「二木立の医療経済・政策学関連ニューズレター(通巻71号)」

「二木立の医療経済・政策学関連ニューズレター(通巻71号)」より、転載(赤字は、管理者が加工)。 『週刊東洋経済』6月12日号に、伊藤元重氏(東京大学大学院経済学研究科教授)と伊藤たてお氏(日本難病・疾病団体協議会代表)と私の座談会「徹底討論 医療を通じた経済成長 混合診療拡大の是非」が掲載されます。 →6/7に発売ですね。楽しみです。 3.私の好きな名言・警句の紹介(その64)-最近知った名言・警句 <研究と研究者のあり方> ○上田敏(当時・東大病院リハビリテーション部専属医(助手))「少数の恵まれた場でのみ高い水準のリハビリテーションがおこなわれているという状況、これはたとえばオベリスクのように、基底の狭い高い塔のようなものであり、単に少数の患者にしか役立たないというだけでなく、学問・技術のあり方としても脆弱な、強い嵐が来れば倒れてしまうようなものでしかない。リハビリテーションが実際のニードに答えることができ、同時に学問技術としても着実に豊かな発展をとげていくためには、ピラミッドのように、あるいは富士山のように、裾野のひろい、安定した姿のものにならなければならない」(二木立『脳卒中・片マヒのリハビリテーション-一般病院での運動療法基準化の試み-増補版』 「推薦の言葉」(代々木病院医報編集委員会,1976))。 <組織のマネジメントとリーダーシップのあり方> ○アラン・M・ウェバー(『ハーバード・ビジネス・レビュー』元編集長)「心から改革を望み、殉教者になるつもりもないのなら、ちょっとしたテクニックと戦術を知っておくことが必要だ。
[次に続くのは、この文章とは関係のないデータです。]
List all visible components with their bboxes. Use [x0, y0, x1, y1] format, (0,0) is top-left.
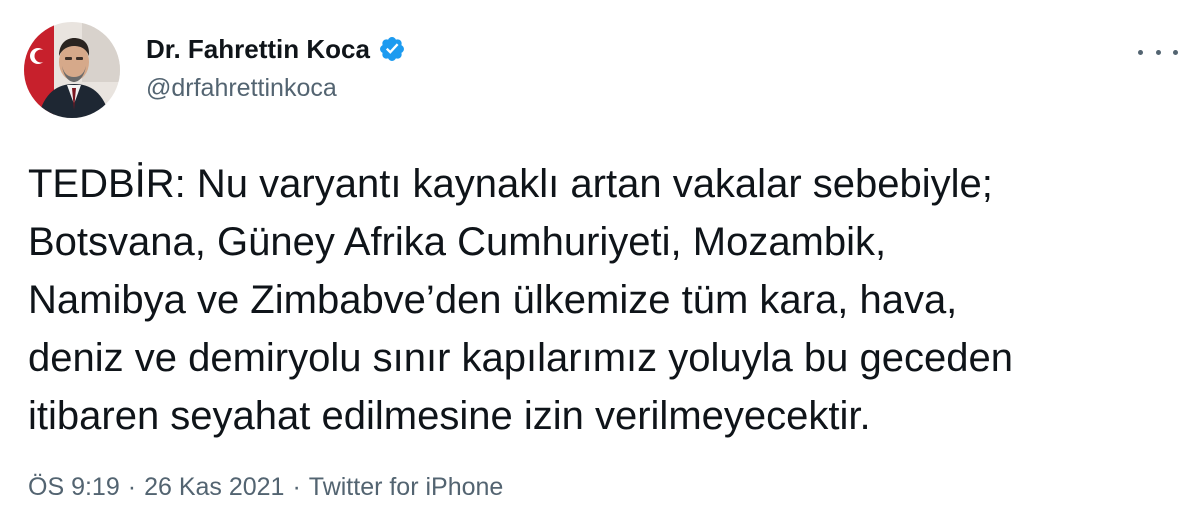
tweet-time[interactable]: ÖS 9:19	[28, 473, 120, 502]
more-dot	[1138, 49, 1143, 55]
author-handle[interactable]: @drfahrettinkoca	[146, 74, 337, 103]
tweet-text-line: Botsvana, Güney Afrika Cumhuriyeti, Moza…	[28, 220, 887, 264]
tweet-text-line: Namibya ve Zimbabve’den ülkemize tüm kar…	[28, 278, 958, 322]
meta-separator: ·	[292, 473, 301, 501]
author-display-name[interactable]: Dr. Fahrettin Koca	[146, 34, 370, 65]
tweet-metadata: ÖS 9:19 · 26 Kas 2021 · Twitter for iPho…	[28, 473, 503, 502]
tweet-card: Dr. Fahrettin Koca @drfahrettinkoca TEDB…	[0, 0, 1200, 509]
tweet-text: TEDBİR: Nu varyantı kaynaklı artan vakal…	[28, 155, 1178, 445]
verified-badge-icon	[378, 35, 406, 63]
tweet-text-line: itibaren seyahat edilmesine izin verilme…	[28, 394, 871, 438]
tweet-text-line: deniz ve demiryolu sınır kapılarımız yol…	[28, 336, 1013, 380]
author-name-row: Dr. Fahrettin Koca	[146, 32, 406, 66]
meta-separator: ·	[127, 473, 137, 501]
tweet-text-line: TEDBİR: Nu varyantı kaynaklı artan vakal…	[28, 162, 993, 206]
avatar[interactable]	[24, 22, 120, 118]
tweet-date[interactable]: 26 Kas 2021	[144, 473, 284, 502]
tweet-source[interactable]: Twitter for iPhone	[309, 473, 504, 502]
more-horizontal-icon[interactable]	[1138, 40, 1178, 64]
more-dot	[1173, 49, 1178, 55]
avatar-image	[24, 22, 120, 118]
more-dot	[1155, 49, 1161, 55]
/1.長期戦に向かう覚悟を決める 勝利を急いで、簡単にキャリアを犠牲にしてはいけない。あなたに戦う気があるなら、『ずっと戦い続ける覚悟』が必要なのだ。長期的なメリットを判断する視点をもって、いろいろな戦いの場に駆けつける必要がある。2.反対派の主張に彼ら以上に精通する 一般的には、お金の話ができたほうがいい。あなたがその方面に自信がないなら勉強しておこう。改革派も反対派も、お金の問題は軽んじることができないからだ。3.よりよい代替案を用意する(中略)/4.仲間を探す」(市川裕康訳『魂を売らずに成功する-伝説のビジネス誌編集長が選んだ飛躍のルール52』英治出版,2010,44-45頁。引用文中のゴチックは訳書)。二木コメント-私の経験でも、「長期戦」の覚悟もないまま、短兵急に改革を主張・強行して挫折し、「殉教者」になった方が少なくありません。4つの「テクニック」(というより心構え)のうち、特に2は類書には余り書かれておらず、大いに共感しました。 ○アラン・M・ウェバー(同上)「最後に勝つのは『開かれた人間』(中略)ではどうしたらずっとオープンで生き生きした、まわりからも近づきやすい人間でいられるのだろうか?/一つめは、自分がどんなに地位が高くなっても、臆さずに真実を言える人間をそばに置くこと。(中略)/二つめは、庶民の暮らしを肌で感じることだ。(中略)/三つめは、ビジネスにおける感情面を軽くみないことだ」(上掲『魂を売らずに成功する』242-243頁。引用文中のゴチックは訳書)。